Nós nos baseamos inteiramente na posição teórica marxista: o marxismo foi o primeiro a transformar o socialismo de uma utopia em uma ciência, a lançar uma base sólida para essa ciência e a indicar o caminho que deve ser seguido para desenvolvê-la e elaborá-la em todas as suas partes. Ele revelou a natureza da economia capitalista moderna, explicando como o aluguel do trabalhador, a compra da força de trabalho, oculta a escravização de milhões de pessoas sem propriedade por um punhado de capitalistas, os proprietários de terras, fábricas, minas, e assim por diante. Ele mostrou que todo o desenvolvimento capitalista moderno exibe a tendência da produção em larga escala de eliminar a pequena produção e cria condições que tornam um sistema socialista de sociedade possível e necessário. Ele nos ensinou a discernir, sob o manto de costumes arraigados, intrigas políticas, leis obscuras e doutrinas intrincadas — a luta de classes, a luta entre as classes proprietárias em toda a sua variedade e a massa sem propriedade, o proletariado, que está à frente de todos os despossuídos. Ele deixou clara a verdadeira tarefa de um partido socialista revolucionário: não elaborar planos para reformar a sociedade, não pregar aos capitalistas e seus dependentes sobre a melhoria da sorte dos trabalhadores, não tramar conspirações, mas organizar a luta de classes do proletariado e liderar essa luta, cujo objetivo final é a conquista do poder político pelo proletariado e a organização de uma sociedade socialista.

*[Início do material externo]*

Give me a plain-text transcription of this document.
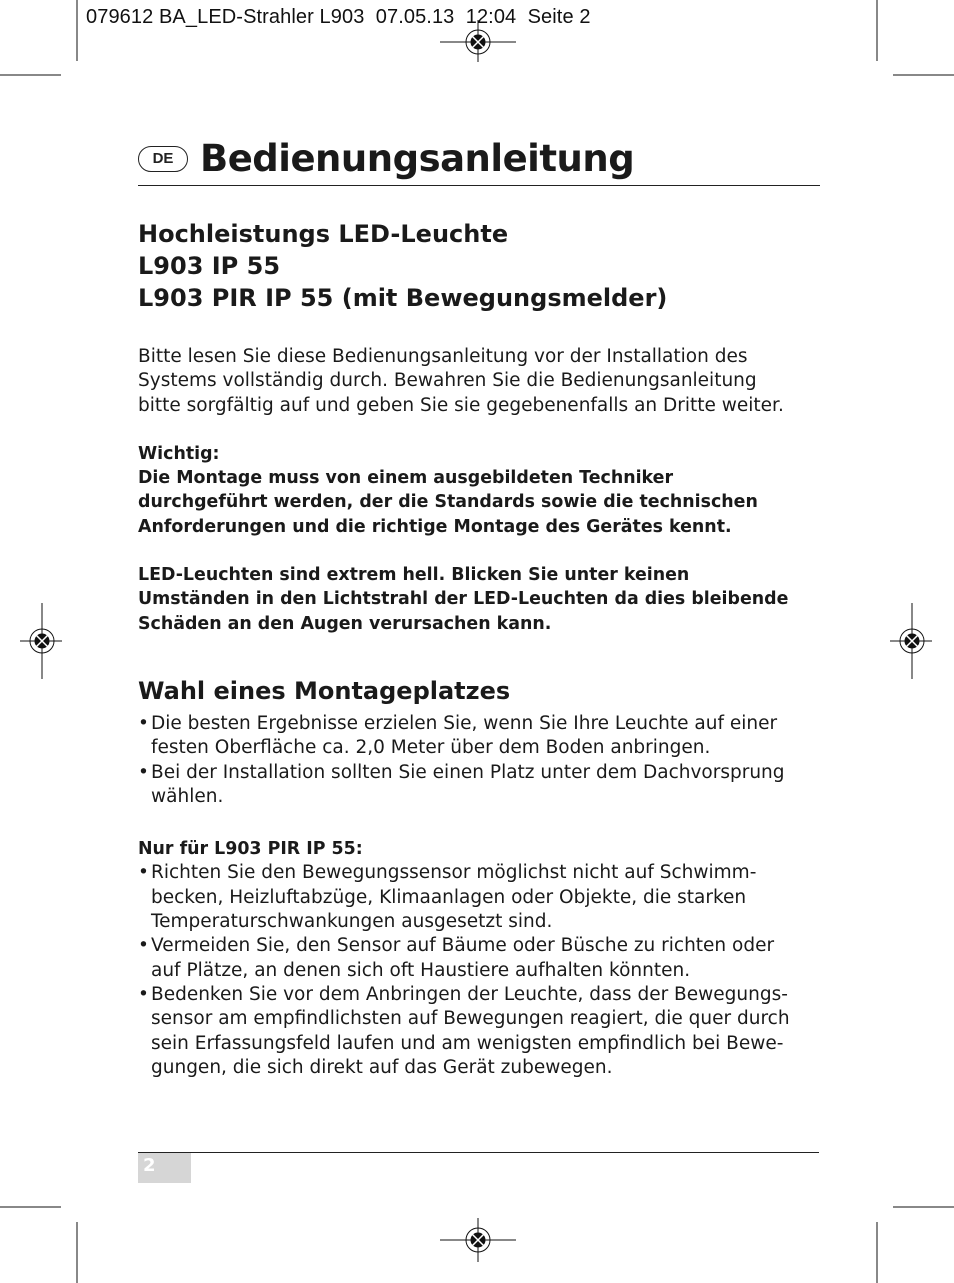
079612 BA_LED-Strahler L903  07.05.13  12:04  Seite 2
DE Bedienungsanleitung
Hochleistungs LED-Leuchte
L903 IP 55
L903 PIR IP 55 (mit Bewegungsmelder)

Bitte lesen Sie diese Bedienungsanleitung vor der Installation des
Systems vollständig durch. Bewahren Sie die Bedienungsanleitung
bitte sorgfältig auf und geben Sie sie gegebenenfalls an Dritte weiter.

Wichtig:
Die Montage muss von einem ausgebildeten Techniker
durchgeführt werden, der die Standards sowie die technischen
Anforderungen und die richtige Montage des Gerätes kennt.
LED-Leuchten sind extrem hell. Blicken Sie unter keinen
Umständen in den Lichtstrahl der LED-Leuchten da dies bleibende
Schäden an den Augen verursachen kann.
Wahl eines Montageplatzes
• Die besten Ergebnisse erzielen Sie, wenn Sie Ihre Leuchte auf einer
festen Oberfläche ca. 2,0 Meter über dem Boden anbringen.
• Bei der Installation sollten Sie einen Platz unter dem Dachvorsprung
wählen.
Nur für L903 PIR IP 55:
• Richten Sie den Bewegungssensor möglichst nicht auf Schwimm-
becken, Heizluftabzüge, Klimaanlagen oder Objekte, die starken
Temperaturschwankungen ausgesetzt sind.
• Vermeiden Sie, den Sensor auf Bäume oder Büsche zu richten oder
auf Plätze, an denen sich oft Haustiere aufhalten könnten.
• Bedenken Sie vor dem Anbringen der Leuchte, dass der Bewegungs-
sensor am empfindlichsten auf Bewegungen reagiert, die quer durch
sein Erfassungsfeld laufen und am wenigsten empfindlich bei Bewe-
gungen, die sich direkt auf das Gerät zubewegen.
2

E agora perguntamos: Algo novo foi introduzido nesta teoria por seus ruidosos “renovadores” que estão fazendo tanto barulho em nossos dias e que se agruparam em torno do socialista alemão Bernstein? Absolutamente nada. Nem um único passo eles avançaram a ciência que Marx e Engels nos incumbiram de desenvolver; eles não ensinaram ao proletariado nenhum novo método de luta; eles apenas recuaram, tomando emprestado fragmentos de teorias atrasadas e pregando ao proletariado, não a teoria da luta, mas a teoria da concessão — concessão aos mais cruéis inimigos do proletariado, os governos e os partidos burgueses que nunca se cansam de buscar novos meios de atormentar os socialistas. Plekhanov, um dos fundadores e líderes da Social-Democracia Russa, estava inteiramente certo ao criticar impiedosamente a última “crítica” de Bernstein; as visões de Bernstein foram agora rejeitadas pelos representantes dos trabalhadores alemães também (no Congresso de Hannover) [2].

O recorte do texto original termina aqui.